PITTSBURGH (AP) _ A lengthy emergency waiting list for residential services means that some mentally retarded people are being cared for in personal care homes where monitoring is lax, a newspaper found.

Monday, December 5th 2005, 10:03 am

By: News On 6


PITTSBURGH (AP) _ A lengthy emergency waiting list for residential services means that some mentally retarded people are being cared for in personal care homes where monitoring is lax, a newspaper found.

Such homes are not monitored as closely as nursing homes, and they are not always equipped to care for retarded people, the Pittsburgh Post-Gazette reported Sunday. And personal care homes have been found to house sexual offenders, too.

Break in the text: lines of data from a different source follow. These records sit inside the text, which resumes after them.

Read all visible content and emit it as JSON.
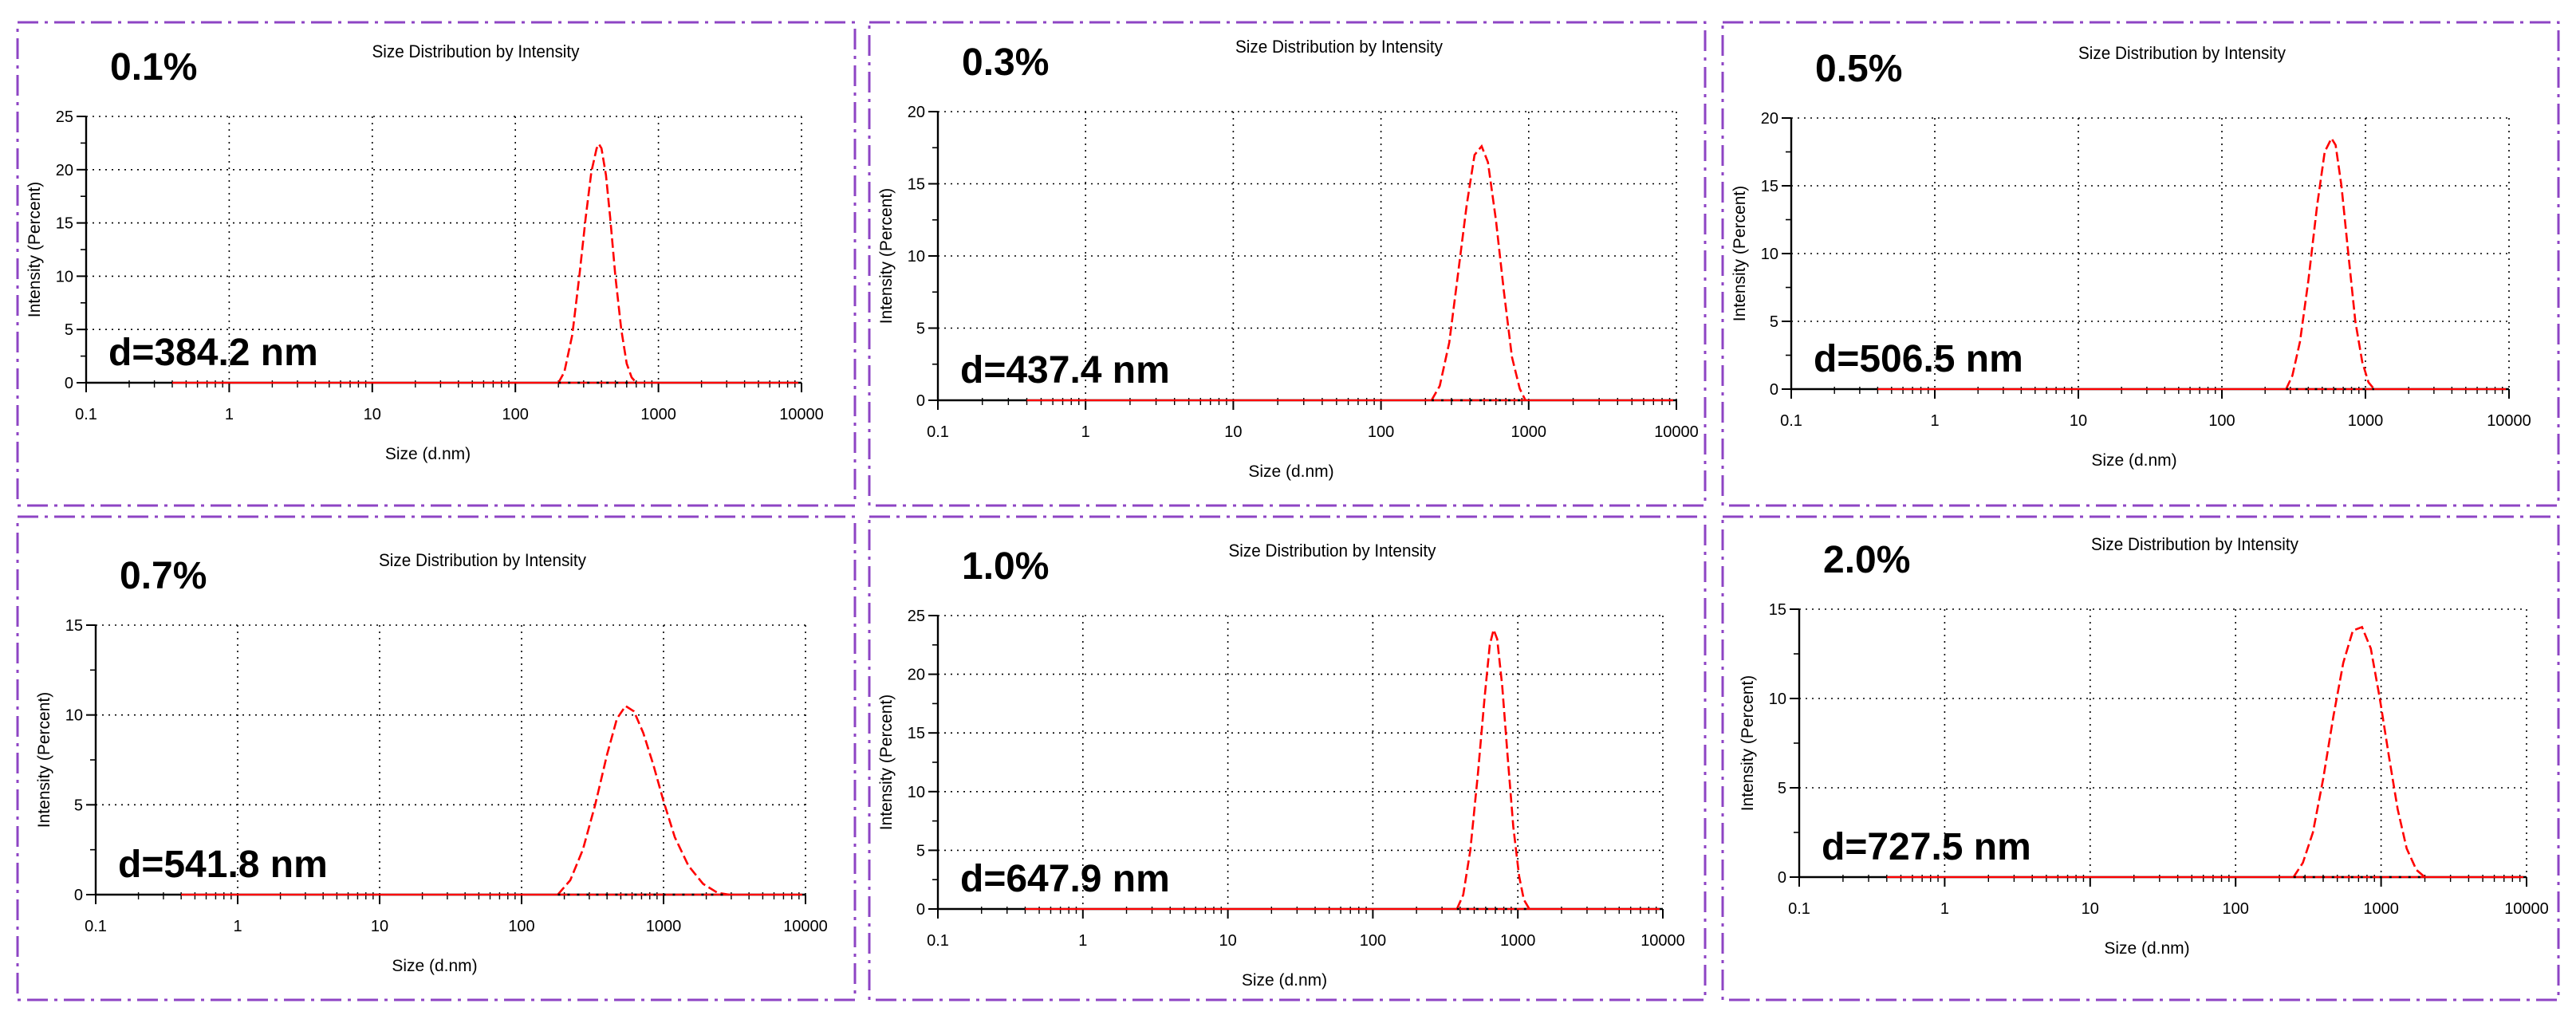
{
  "figure": {
    "panel_border_color": "#8e44c4",
    "curve_color": "#ff0000",
    "axis_color": "#000000"
  },
  "chart_data": [
    {
      "type": "line",
      "concentration_label": "0.1%",
      "diameter_label": "d=384.2 nm",
      "title": "Size Distribution by Intensity",
      "xlabel": "Size (d.nm)",
      "ylabel": "Intensity (Percent)",
      "x_scale": "log",
      "xlim": [
        0.1,
        10000
      ],
      "ylim": [
        0,
        25
      ],
      "x_ticks": [
        "0.1",
        "1",
        "10",
        "100",
        "1000",
        "10000"
      ],
      "y_ticks": [
        "0",
        "5",
        "10",
        "15",
        "20",
        "25"
      ],
      "grid": true,
      "series": [
        {
          "x": [
            200,
            220,
            250,
            280,
            310,
            340,
            370,
            384,
            400,
            430,
            460,
            500,
            550,
            600,
            650,
            700
          ],
          "y": [
            0,
            1.0,
            4.5,
            10.0,
            15.5,
            19.8,
            22.0,
            22.4,
            22.0,
            19.5,
            15.5,
            10.0,
            5.0,
            1.8,
            0.5,
            0
          ]
        }
      ]
    },
    {
      "type": "line",
      "concentration_label": "0.3%",
      "diameter_label": "d=437.4 nm",
      "title": "Size Distribution by Intensity",
      "xlabel": "Size (d.nm)",
      "ylabel": "Intensity (Percent)",
      "x_scale": "log",
      "xlim": [
        0.1,
        10000
      ],
      "ylim": [
        0,
        20
      ],
      "x_ticks": [
        "0.1",
        "1",
        "10",
        "100",
        "1000",
        "10000"
      ],
      "y_ticks": [
        "0",
        "5",
        "10",
        "15",
        "20"
      ],
      "grid": true,
      "series": [
        {
          "x": [
            220,
            250,
            290,
            330,
            380,
            430,
            480,
            530,
            600,
            680,
            770,
            870,
            950
          ],
          "y": [
            0,
            1.0,
            4.0,
            8.5,
            13.5,
            17.0,
            17.6,
            16.5,
            12.5,
            7.5,
            3.0,
            0.8,
            0
          ]
        }
      ]
    },
    {
      "type": "line",
      "concentration_label": "0.5%",
      "diameter_label": "d=506.5 nm",
      "title": "Size Distribution by Intensity",
      "xlabel": "Size (d.nm)",
      "ylabel": "Intensity (Percent)",
      "x_scale": "log",
      "xlim": [
        0.1,
        10000
      ],
      "ylim": [
        0,
        20
      ],
      "x_ticks": [
        "0.1",
        "1",
        "10",
        "100",
        "1000",
        "10000"
      ],
      "y_ticks": [
        "0",
        "5",
        "10",
        "15",
        "20"
      ],
      "grid": true,
      "series": [
        {
          "x": [
            280,
            310,
            350,
            400,
            460,
            520,
            580,
            620,
            680,
            760,
            850,
            950,
            1050,
            1150
          ],
          "y": [
            0,
            1.0,
            3.5,
            8.0,
            13.5,
            17.5,
            18.5,
            18.0,
            15.0,
            10.0,
            5.0,
            2.0,
            0.5,
            0
          ]
        }
      ]
    },
    {
      "type": "line",
      "concentration_label": "0.7%",
      "diameter_label": "d=541.8 nm",
      "title": "Size Distribution by Intensity",
      "xlabel": "Size (d.nm)",
      "ylabel": "Intensity (Percent)",
      "x_scale": "log",
      "xlim": [
        0.1,
        10000
      ],
      "ylim": [
        0,
        15
      ],
      "x_ticks": [
        "0.1",
        "1",
        "10",
        "100",
        "1000",
        "10000"
      ],
      "y_ticks": [
        "0",
        "5",
        "10",
        "15"
      ],
      "grid": true,
      "series": [
        {
          "x": [
            180,
            220,
            270,
            330,
            400,
            470,
            540,
            620,
            720,
            850,
            1000,
            1200,
            1500,
            1900,
            2400,
            2900
          ],
          "y": [
            0,
            0.8,
            2.5,
            5.0,
            7.8,
            9.8,
            10.5,
            10.2,
            9.0,
            7.2,
            5.2,
            3.2,
            1.6,
            0.6,
            0.1,
            0
          ]
        }
      ]
    },
    {
      "type": "line",
      "concentration_label": "1.0%",
      "diameter_label": "d=647.9 nm",
      "title": "Size Distribution by Intensity",
      "xlabel": "Size (d.nm)",
      "ylabel": "Intensity (Percent)",
      "x_scale": "log",
      "xlim": [
        0.1,
        10000
      ],
      "ylim": [
        0,
        25
      ],
      "x_ticks": [
        "0.1",
        "1",
        "10",
        "100",
        "1000",
        "10000"
      ],
      "y_ticks": [
        "0",
        "5",
        "10",
        "15",
        "20",
        "25"
      ],
      "grid": true,
      "series": [
        {
          "x": [
            380,
            420,
            470,
            530,
            590,
            640,
            680,
            720,
            780,
            850,
            930,
            1020,
            1100,
            1200
          ],
          "y": [
            0,
            1.2,
            5.0,
            11.5,
            18.0,
            22.5,
            23.8,
            23.0,
            19.0,
            13.0,
            7.0,
            2.8,
            0.8,
            0
          ]
        }
      ]
    },
    {
      "type": "line",
      "concentration_label": "2.0%",
      "diameter_label": "d=727.5 nm",
      "title": "Size Distribution by Intensity",
      "xlabel": "Size (d.nm)",
      "ylabel": "Intensity (Percent)",
      "x_scale": "log",
      "xlim": [
        0.1,
        10000
      ],
      "ylim": [
        0,
        15
      ],
      "x_ticks": [
        "0.1",
        "1",
        "10",
        "100",
        "1000",
        "10000"
      ],
      "y_ticks": [
        "0",
        "5",
        "10",
        "15"
      ],
      "grid": true,
      "series": [
        {
          "x": [
            250,
            290,
            340,
            400,
            470,
            550,
            640,
            740,
            850,
            980,
            1130,
            1300,
            1500,
            1750,
            2000
          ],
          "y": [
            0,
            0.8,
            2.5,
            5.5,
            9.0,
            12.0,
            13.8,
            14.0,
            12.8,
            10.0,
            6.8,
            3.8,
            1.6,
            0.4,
            0
          ]
        }
      ]
    }
  ]
}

This summer, Pennsylvania Protection and Advocacy, a nonprofit agency that advocates for people with disabilities, found at least nine retarded adults who were living with up to six other non-retarded convicted sex offenders at the Green Acres Personal Care Home in Indiana County.

Agency officials asked the state's Office of Mental Retardation to investigate. In August, the state cited Green Acres for not having enough activities for residents and other minor offenses, but did not mention sex offenders and retarded people living together.

That's because Pennsylvania has no regulations prohibiting sex offenders from living with mentally retarded people in state-licensed facilities, nor does it require that personal care homes document that sex offenders live there, the paper found.

That would be an invasion of the sex offenders' privacy, said Department of Public Welfare spokeswoman Stacey Ward.

``If we do know of the placement of a resident where we know there is a registered sex offender, we will work with the facility to make sure they are not going to be a threat to the other residents,'' she said. After inspecting Green Acres, she said, they decided the residents were safe.

Protection and Advocacy found no proof of assaults, although one woman told them another resident had groped her under her dress.

Green Acres administrator Paul Zinzella told the paper he hasn't had any problems.

He said concerns about mentally retarded people living among sex offenders is ``kind of blown out of proportion'' and that the home does not have any violent sexual predators.

The paper found problems at other care homes.

In October, the state closed a Lebanon County personal care home after the death of resident Nancy Orlosky, 46. Autopsy results are pending.

Besides more than 40 fire and building code violations, Annville Township Police Chief Michael Burdge said he is investigating allegations that residents, many of them mentally impaired, were subjected to physical and sexual abuse.

``This has been a real eye-opener for me,'' Burdge said. ``The laws are just not there to protect these people in a personal care home, versus a nursing home.''

Besides the 2,921 Pennsylvanians with mental retardation in emergency need of housing, another 19,977 will need a place to live in coming years.

In 2000, then-Gov. Tom Ridge announced an $853 million initiative to reduce the list, but the effort stalled after he left to become federal secretary of homeland security.

With the economic downturn, tax revenues for addressing the list have been drying up, said Deputy Secretary of Public Welfare Kevin Casey, who heads the Office of Mental Retardation.

Casey said Gov. Ed Rendell ``has been pretty generous'' in allocating money to reduce the waiting list, but said he could not predict when everyone will get services.